Khem Lal Khaterji was only six years old when he was forced into slavery. He was one of those kids who are born into slavery. At an age where children barely learn to eat their own food, Khaterji was forced to work for hours a day under severe conditions. His parents were construction site workers and worked on daily wages. They could barely meet end needs, thus by the time Khaterji learned how to walk properly, he too began working alongside his parents.
On one occasion, his parents were sold from one contractor to another and thus they shifted from Chhattisgarh to Meerut, Uttar Pradesh. They lived in an environment, where they were not even able to raise their voices for basic human needs. His father was already in debt thus he couldn’t afford to buy his family’s freedom. They were now enslaved to a new master.
They were expected to toil and make 1,500 bricks each day. They worked continuously all the while being exposed to smoke and dust on a daily basis, due to which his father soon caught cholera. Though their new master did provide them money for treatment, they were also drowned in more debt, making it nearly impossible to break the shackles of slavery.
“We had nothing to show for ourselves despite working so hard. No ration card, no access to clean drinking water, and not even a proper roof over our heads. We lived in such tiny spaces and were for all practical purposes slaves.” says Khem Lal Khaterji in an interview with The Better India.
But despite growing up in extreme conditions, Khaterji’s father always told him to study. He would often counsel Khaterji to study hard so that one day he could live a life of dignity and freedom. Khaterji understood this fact and started working very hard. He would find ways to escape from work and attend school. For a while, it did manage well but once he was caught by the contractor, and what happened later was beyond human imagination.

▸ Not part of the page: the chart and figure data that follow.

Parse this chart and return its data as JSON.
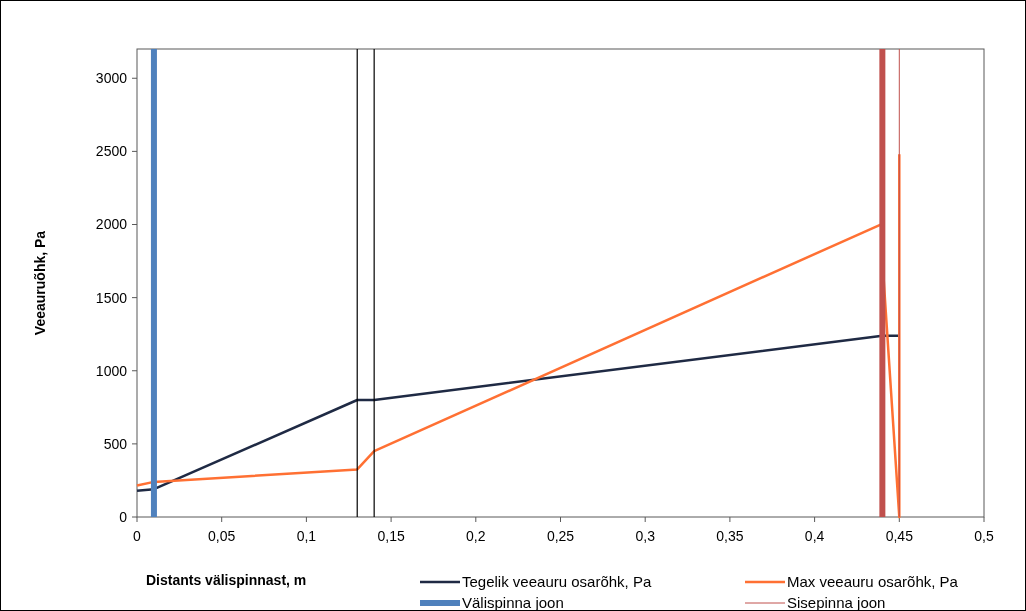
{
  "chart_data": {
    "type": "line",
    "xlabel": "Distants välispinnast, m",
    "ylabel": "Veeauruõhk, Pa",
    "xlim": [
      0,
      0.5
    ],
    "ylim": [
      0,
      3200
    ],
    "xticks": [
      0,
      {
        "value": 0.05,
        "label": "0,05"
      },
      {
        "value": 0.1,
        "label": "0,1"
      },
      {
        "value": 0.15,
        "label": "0,15"
      },
      {
        "value": 0.2,
        "label": "0,2"
      },
      {
        "value": 0.25,
        "label": "0,25"
      },
      {
        "value": 0.3,
        "label": "0,3"
      },
      {
        "value": 0.35,
        "label": "0,35"
      },
      {
        "value": 0.4,
        "label": "0,4"
      },
      {
        "value": 0.45,
        "label": "0,45"
      },
      {
        "value": 0.5,
        "label": "0,5"
      }
    ],
    "yticks": [
      0,
      500,
      1000,
      1500,
      2000,
      2500,
      3000
    ],
    "grid": false,
    "legend": "bottom",
    "marker": "none",
    "series": [
      {
        "name": "Tegelik veeauru osarõhk, Pa",
        "color": "#1f2a44",
        "x": [
          0,
          0.01,
          0.13,
          0.14,
          0.44,
          0.45
        ],
        "values": [
          180,
          190,
          800,
          800,
          1240,
          1240
        ]
      },
      {
        "name": "Max veeauru osarõhk, Pa",
        "color": "#ff7033",
        "x": [
          0,
          0.01,
          0.13,
          0.14,
          0.44,
          0.44,
          0.45,
          0.45
        ],
        "values": [
          215,
          240,
          325,
          450,
          2005,
          1760,
          0,
          2480
        ]
      },
      {
        "name": "Välispinna joon",
        "color": "#4f81bd",
        "x": [
          0.01,
          0.01
        ],
        "values": [
          0,
          3200
        ]
      },
      {
        "name": "Sisepinna joon",
        "color": "#c0504d",
        "x": [
          0.45,
          0.45
        ],
        "values": [
          0,
          3200
        ]
      },
      {
        "color": "#000000",
        "x": [
          0.13,
          0.13
        ],
        "values": [
          0,
          3200
        ]
      },
      {
        "color": "#000000",
        "x": [
          0.14,
          0.14
        ],
        "values": [
          0,
          3200
        ]
      },
      {
        "color": "#c0504d",
        "x": [
          0.44,
          0.44
        ],
        "values": [
          0,
          3200
        ]
      }
    ]
  }
}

Khaterji was just a 13-year-old child who wanted to study but his master was against that. The contractor heated up a large spoon and stuck it on his cheek. He was begging to let go however the contractor denied doing so. This was just the beginning of Khaterji’s abuse. From there on, he was beaten frequently and made to work for almost 18 hours a day. Very often he was not even paid.
Once he hit his mother and at that very moment Khaterji decided to leave school and do exactly as told. For the next three years, Khaterji and his family continued working as slaves before they were finally rescued by an NGO working in the area.
For the first time in his life, Khaterji experience humane behavior. They were treated with kindness and provided with comfortable conditions. They were sent back to their village and his father used the relief funds to buy a toffee-making machine while Khaterji worked hard and enrolled in a college. Khaterji obtained a Masters’s in Social Work degree from Kalinga University.
After his graduation, the 27-year-old Khaterji is now working full-time to save others from the same plight. Initially, he started working with the same NGO that saved him and worked hard to aware people of the evils of bonded laborers and human trafficking. He is also educating such people about their rights. In this process of rescuing others, Khaterji has finally found a way of healing himself.
In 2020, along with other survivors of human trafficking, he formed an organization called Shramik Adhikar Aur Nyaya Sangathan (SAANS). Through this organization, he is rescuing other people and helping them lead better lives. Recently, he rescued 12 laborers from Pathankot, Punjab. Khaterji is now working closely with the government to draft an anti-trafficking bill. SAANS is a part of the Indian Leadership Forum Against Trafficking, which is advocating the government for a comprehensive Anti-Trafficking Bill.
Khem Lal Khaterji is living on his motto, ‘When we know better, we need to do better’, and that’s what keeps him going.